Hybrid immunity offers more protection against severe Covid than infection alone: Study
Jan 20, 2023
Individuals with hybrid immunity had the highest magnitude and durability of protection, and may be able to extend the period before booster vaccinations are needed compared to individuals who have never been infected, according to a new study.
Hybrid immunity refers to immunity developed through a combination of SARS-CoV-2 infection and vaccination.
The effectiveness of hybrid immunity against hospital admission or severe disease was 97·4 per cent at 12 months with primary series vaccination and 95·3 per cent at 6 months with the first booster vaccination after the most recent infection or vaccination, the study said.
The effectiveness of previous infection against hospital admission or severe disease was 74.6 per cent at 12 months.
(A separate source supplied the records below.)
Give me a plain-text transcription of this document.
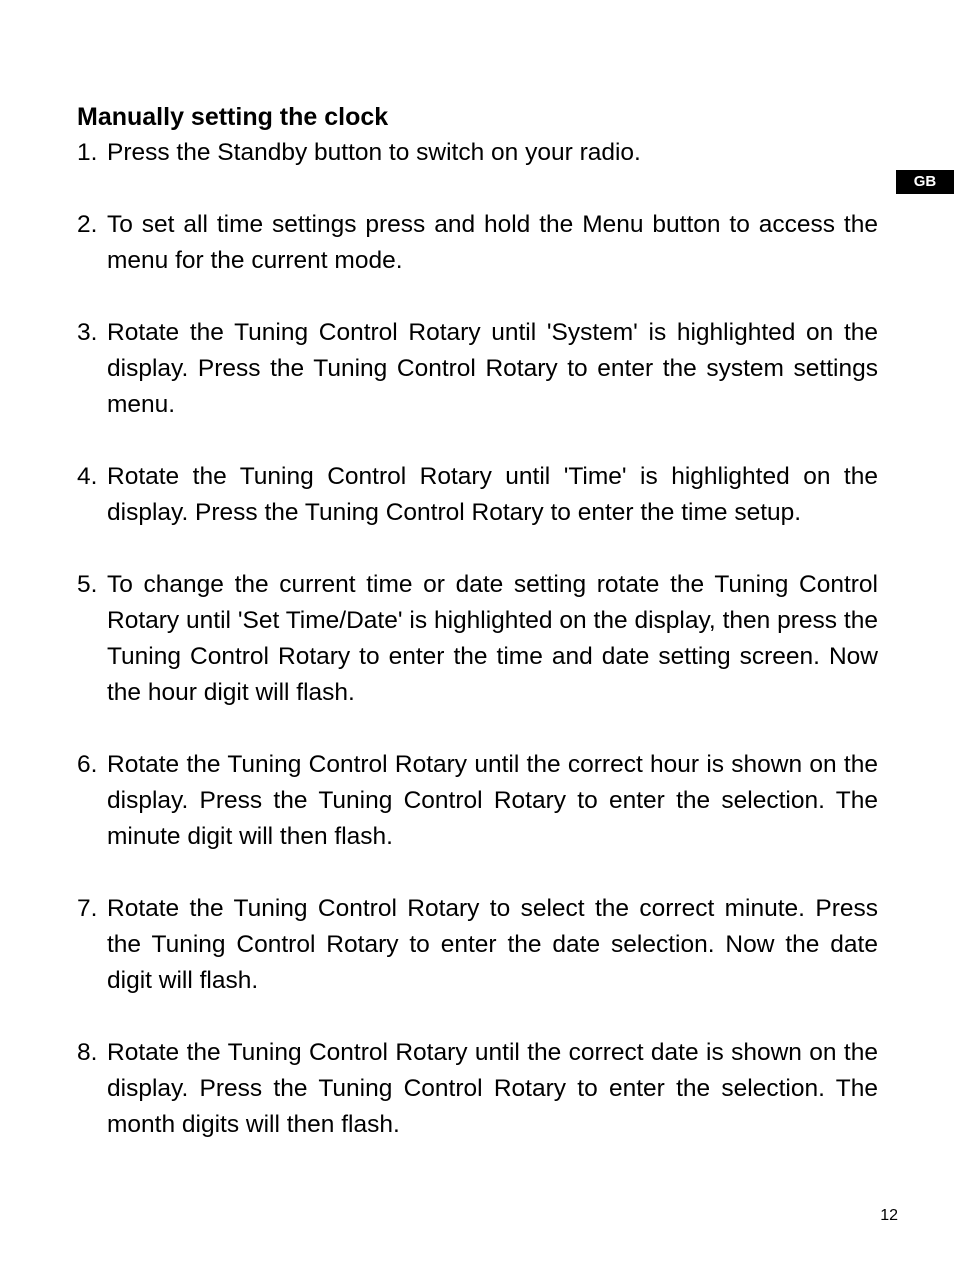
Manually setting the clock
GB
1. Press the Standby button to switch on your radio.
2. To set all time settings press and hold the Menu button to access the menu for the current mode.
3. Rotate the Tuning Control Rotary until 'System' is highlighted on the display. Press the Tuning Control Rotary to enter the system settings menu.
4. Rotate the Tuning Control Rotary until 'Time' is highlighted on the display. Press the Tuning Control Rotary to enter the time setup.
5. To change the current time or date setting rotate the Tuning Control Rotary until 'Set Time/Date' is highlighted on the display, then press the Tuning Control Rotary to enter the time and date setting screen. Now the hour digit will flash.
6. Rotate the Tuning Control Rotary until the correct hour is shown on the display. Press the Tuning Control Rotary to enter the selection. The minute digit will then flash.
7. Rotate the Tuning Control Rotary to select the correct minute. Press the Tuning Control Rotary to enter the date selection. Now the date digit will flash.
8. Rotate the Tuning Control Rotary until the correct date is shown on the display. Press the Tuning Control Rotary to enter the selection. The month digits will then flash.
12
The effectiveness of previous infection against reinfection waned to 24.7 per cent at 12 months, the study said.
The study, published in The Lancet Infectious Diseases, reported that all estimates of protection waned within months against reinfection but remained high and sustained for hospital admission or severe disease.
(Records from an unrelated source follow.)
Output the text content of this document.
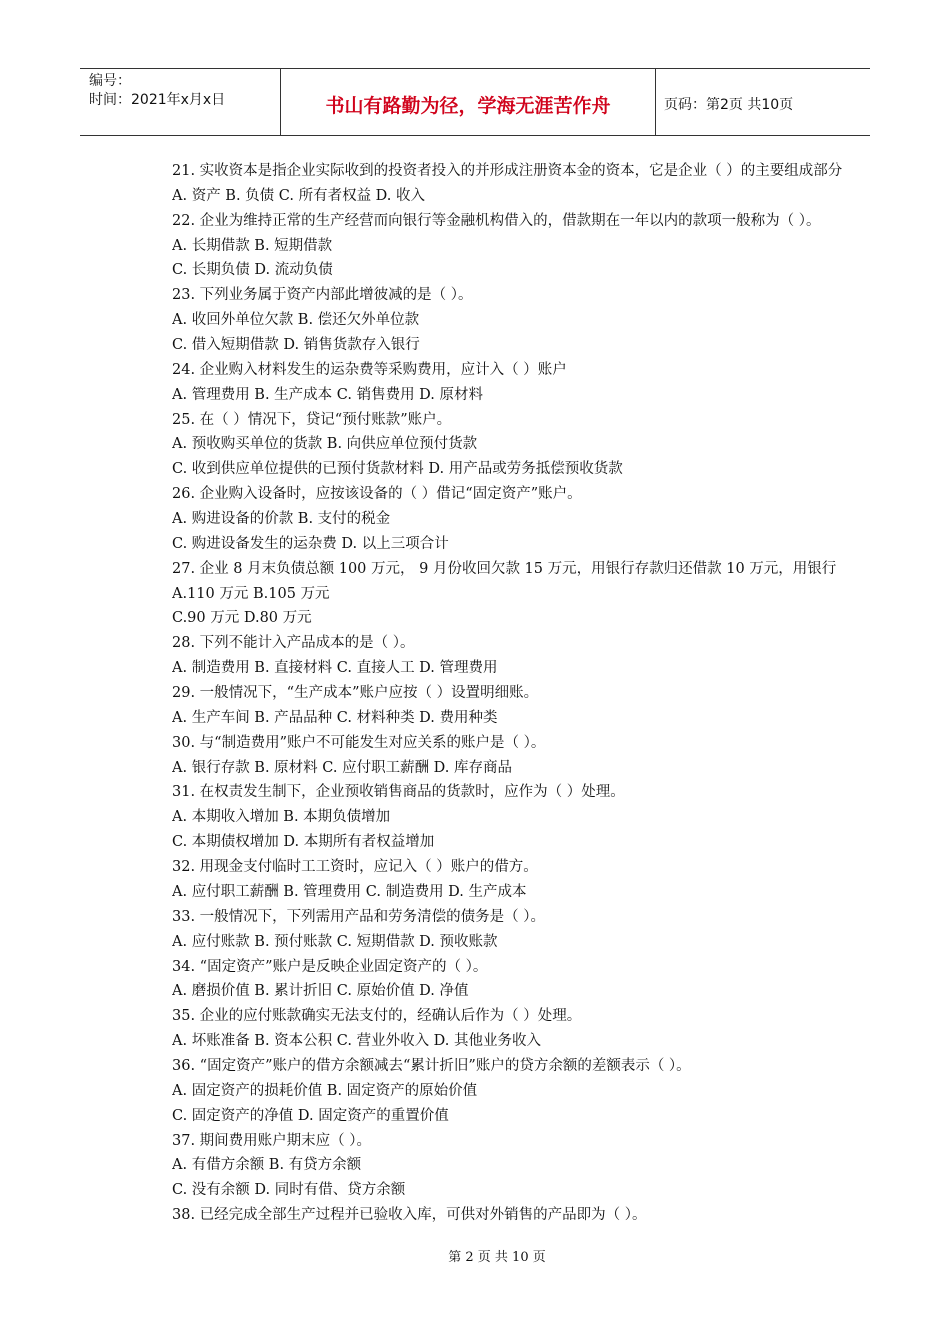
编号：
时间：2021年x月x日	书山有路勤为径，学海无涯苦作舟	页码：第2页 共10页
21. 实收资本是指企业实际收到的投资者投入的并形成注册资本金的资本，它是企业（ ）的主要组成部分
A. 资产 B. 负债 C. 所有者权益 D. 收入
22. 企业为维持正常的生产经营而向银行等金融机构借入的，借款期在一年以内的款项一般称为（ ）。
A. 长期借款 B. 短期借款
C. 长期负债 D. 流动负债
23. 下列业务属于资产内部此增彼减的是（ ）。
A. 收回外单位欠款 B. 偿还欠外单位款
C. 借入短期借款 D. 销售货款存入银行
24. 企业购入材料发生的运杂费等采购费用，应计入（ ）账户
A. 管理费用 B. 生产成本 C. 销售费用 D. 原材料
25. 在（ ）情况下，贷记“预付账款”账户。
A. 预收购买单位的货款 B. 向供应单位预付货款
C. 收到供应单位提供的已预付货款材料 D. 用产品或劳务抵偿预收货款
26. 企业购入设备时，应按该设备的（ ）借记“固定资产”账户。
A. 购进设备的价款 B. 支付的税金
C. 购进设备发生的运杂费 D. 以上三项合计
27. 企业 8 月末负债总额 100 万元， 9 月份收回欠款 15 万元，用银行存款归还借款 10 万元，用银行
A.110 万元 B.105 万元
C.90 万元 D.80 万元
28. 下列不能计入产品成本的是（ ）。
A. 制造费用 B. 直接材料 C. 直接人工 D. 管理费用
29. 一般情况下，“生产成本”账户应按（ ）设置明细账。
A. 生产车间 B. 产品品种 C. 材料种类 D. 费用种类
30. 与“制造费用”账户不可能发生对应关系的账户是（ ）。
A. 银行存款 B. 原材料 C. 应付职工薪酬 D. 库存商品
31. 在权责发生制下，企业预收销售商品的货款时，应作为（ ）处理。
A. 本期收入增加 B. 本期负债增加
C. 本期债权增加 D. 本期所有者权益增加
32. 用现金支付临时工工资时，应记入（ ）账户的借方。
A. 应付职工薪酬 B. 管理费用 C. 制造费用 D. 生产成本
33. 一般情况下，下列需用产品和劳务清偿的债务是（ ）。
A. 应付账款 B. 预付账款 C. 短期借款 D. 预收账款
34. “固定资产”账户是反映企业固定资产的（ ）。
A. 磨损价值 B. 累计折旧 C. 原始价值 D. 净值
35. 企业的应付账款确实无法支付的，经确认后作为（ ）处理。
A. 坏账准备 B. 资本公积 C. 营业外收入 D. 其他业务收入
36. “固定资产”账户的借方余额减去“累计折旧”账户的贷方余额的差额表示（ ）。
A. 固定资产的损耗价值 B. 固定资产的原始价值
C. 固定资产的净值 D. 固定资产的重置价值
37. 期间费用账户期末应（ ）。
A. 有借方余额 B. 有贷方余额
C. 没有余额 D. 同时有借、贷方余额
38. 已经完成全部生产过程并已验收入库，可供对外销售的产品即为（ ）。
第 2 页 共 10 页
11 studies reporting the protective effectiveness of previous SARS-CoV-2 infection and 15 studies reporting the protective effectiveness of hybrid immunity were included, the study said.
Against reinfection, the effectiveness of hybrid immunity following primary series vaccination waned to 41.8 per cent at 12 months, while the effectiveness of hybrid immunity following first booster vaccination waned to 46.5 per cent at 6 months, the study said.
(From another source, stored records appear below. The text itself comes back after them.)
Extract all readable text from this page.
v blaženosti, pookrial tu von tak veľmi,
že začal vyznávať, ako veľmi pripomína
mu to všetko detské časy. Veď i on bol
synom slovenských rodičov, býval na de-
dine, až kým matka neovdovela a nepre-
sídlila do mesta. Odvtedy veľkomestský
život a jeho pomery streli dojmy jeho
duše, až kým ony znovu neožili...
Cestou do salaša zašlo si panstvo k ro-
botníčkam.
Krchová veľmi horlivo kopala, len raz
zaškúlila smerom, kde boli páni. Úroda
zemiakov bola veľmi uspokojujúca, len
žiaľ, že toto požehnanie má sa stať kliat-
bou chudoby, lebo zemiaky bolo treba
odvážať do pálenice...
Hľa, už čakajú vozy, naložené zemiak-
Estimates of vaccine effectiveness, i.e., vaccinated vs unvaccinated, against the omicron variant were obtained from the dataset of a systematic review and meta-regression involving 19 studies of both primary series and booster vaccination, of which 18 were primary series studies and 12 were first booster studies.
The scientists applied their meta-regression model to the dataset to project the trends of waning vaccine effectiveness, in parallel with trends for previous infection and hybrid immunity generated from data procured in our systematic review, the study said.
The scientists searched MEDLINE (Ovid), Embase (Ovid), Web of Science (Core Collection), ClinicalTrials.gov, the Cochrane Central Register of Controlled Trials (Ovid), WHO COVID-19 database, and Europe PubMed Central (limited to preprints) from Jan 1, 2020, to June 1, 2022, the study said.
The studies that were included examined protection against reinfection with the omicron variant, in which the exposure group was people with previous infection with any SARS-CoV-2 variant or hybrid immunity and the control group was immune-naive individuals, previously infected individuals, or previously vaccinated individuals, the study said.
Infection due to the omicron variant was determined by genomic sequencing or inferred on the basis of time periods when the variants were predominant according to the Global Initiative on Sharing Avian Influenza Data (GISAID) EpiFlu database, the study said.
Restricting the spread of SARS-CoV-2 infection and preventing severe COVID-19 remains a priority at the global scale.
Immunological protection from SARS-CoV-2 can be induced from previous infection or vaccination.
However, estimating the magnitude and durability of this protection in the population has become a challenge because of the surge in the omicron (B.1.1.529) variant, which has resulted in many individuals with hybrid immunity, varying rates and timings of past infection and vaccination, multiple types of vaccination and numbers of doses, and variants of concern that can escape pre-existing immunity, the study said.